Sprouts Farmers Market (which I will refer to as “SFM” for reasons that will shortly become clear) has been engaged in trademark litigation with a Temecula-based store, Sprouts Natural Market (“SNM”).

SFM has several Federal trademark registrations dating back to 2001 (here is the first). SNM has no such registrations. SFM is a large company which both parties in this litigation valued at $20 billion; SNM is a single mom-and-pop grocery store.

In the course of litigation, the parties agreed that the marks SPROUTS FARMERS MARKET and SPROUTS NATURAL MARKET are essentially identical for trademark purposes, and that there was a likelihood that consumers would be confused between the two – in fact, there was evidence of actual confusion by consumers, vendors, and the like.

SFM (the big guy) argued that they enjoyed nationwide rights in the mark owing to their uncontested Federal trademark registration. SNM (the little guy) had been operating under a different name around that time, but they submitted some evidence – ultimately accepted by the court – that they had begun to use the SPROUTS name in commerce prior to SFM’s 2001 filing date.

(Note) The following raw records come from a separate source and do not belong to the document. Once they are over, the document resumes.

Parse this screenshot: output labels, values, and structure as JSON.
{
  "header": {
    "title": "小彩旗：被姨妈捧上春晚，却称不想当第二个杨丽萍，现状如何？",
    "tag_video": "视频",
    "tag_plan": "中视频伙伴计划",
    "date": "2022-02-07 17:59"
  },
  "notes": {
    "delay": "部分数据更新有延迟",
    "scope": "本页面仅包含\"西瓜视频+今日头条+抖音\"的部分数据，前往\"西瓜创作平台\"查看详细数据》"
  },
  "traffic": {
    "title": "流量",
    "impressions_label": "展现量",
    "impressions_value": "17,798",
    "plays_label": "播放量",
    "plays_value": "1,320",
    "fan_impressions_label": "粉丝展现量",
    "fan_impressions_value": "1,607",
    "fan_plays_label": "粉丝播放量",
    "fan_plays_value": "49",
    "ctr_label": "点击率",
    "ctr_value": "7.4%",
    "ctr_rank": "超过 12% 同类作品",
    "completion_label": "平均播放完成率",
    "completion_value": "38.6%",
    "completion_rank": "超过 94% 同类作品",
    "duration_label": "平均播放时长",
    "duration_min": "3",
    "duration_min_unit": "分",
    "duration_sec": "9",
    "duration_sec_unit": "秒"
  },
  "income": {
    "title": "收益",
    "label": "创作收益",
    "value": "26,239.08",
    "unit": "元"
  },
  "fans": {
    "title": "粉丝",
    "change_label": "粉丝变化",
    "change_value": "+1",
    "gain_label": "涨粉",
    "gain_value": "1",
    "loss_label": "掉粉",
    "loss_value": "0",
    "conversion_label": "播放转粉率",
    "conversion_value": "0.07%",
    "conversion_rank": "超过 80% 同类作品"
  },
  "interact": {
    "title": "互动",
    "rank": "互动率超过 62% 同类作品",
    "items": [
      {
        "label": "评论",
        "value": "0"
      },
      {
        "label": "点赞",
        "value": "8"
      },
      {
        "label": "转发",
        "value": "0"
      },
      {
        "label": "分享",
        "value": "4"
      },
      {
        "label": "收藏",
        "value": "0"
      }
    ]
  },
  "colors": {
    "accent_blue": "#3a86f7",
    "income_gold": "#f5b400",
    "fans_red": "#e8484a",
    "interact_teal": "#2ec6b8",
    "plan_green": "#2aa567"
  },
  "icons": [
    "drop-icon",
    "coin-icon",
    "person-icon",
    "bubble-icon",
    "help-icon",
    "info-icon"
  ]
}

While SFM filed the initial suit, SNM responded by asking the court to enjoin (prevent) SFM from using the name in the Temecula and San Diego area. The court granted the injunction in part, ordering SFM to stop using the SPROUTS name in connection with SFM’s Temecula, Riverside, Hemet, and Corona stores. The court weighed several factors, including the “balance of equities” – essentially, which entity would suffer the most harm. The court was persuaded that by having to compete (unfairly, in their view) with SFM, SNM faced the possibility of serious economic harm, including the likelihood that they would go out of business. Even accepting that the cost to SFM – to rebrand their stores and product packaging, among other things – would meet their alleged number of $14 million, the damage to SNM was seen as proportionally greater.

While I’m certain that the litigation will continue, for now, at least, SNM has won a significant legal victory over its much larger competitor.

I do have a few questions about this, chiefly: did SFM attempt to purchase the name from SNM, or enter into some sort of licensing or trademark coexistence agreement? Clearly, the parties could have found a way to work something out at a cost of less than $14 million (plus the legal fees and costs).

What are the lessons here for trademark owners, large and small? First, do your due diligence. Even if you do “the right thing” and file for a Federal trademark registration – and hold it unopposed for more than 10 years – you can still run into serious trouble. Consider every alternative, including adopting a different name or negotiating an agreement with your perceived opponent. The risks of using a mark that another entity may have a claim to can be significant.

Editorial Note: I always liked Boney’s…if they had kept that name, they never would have had this problem in the first place.

Thanks to Reuben Liber for providing me with this story.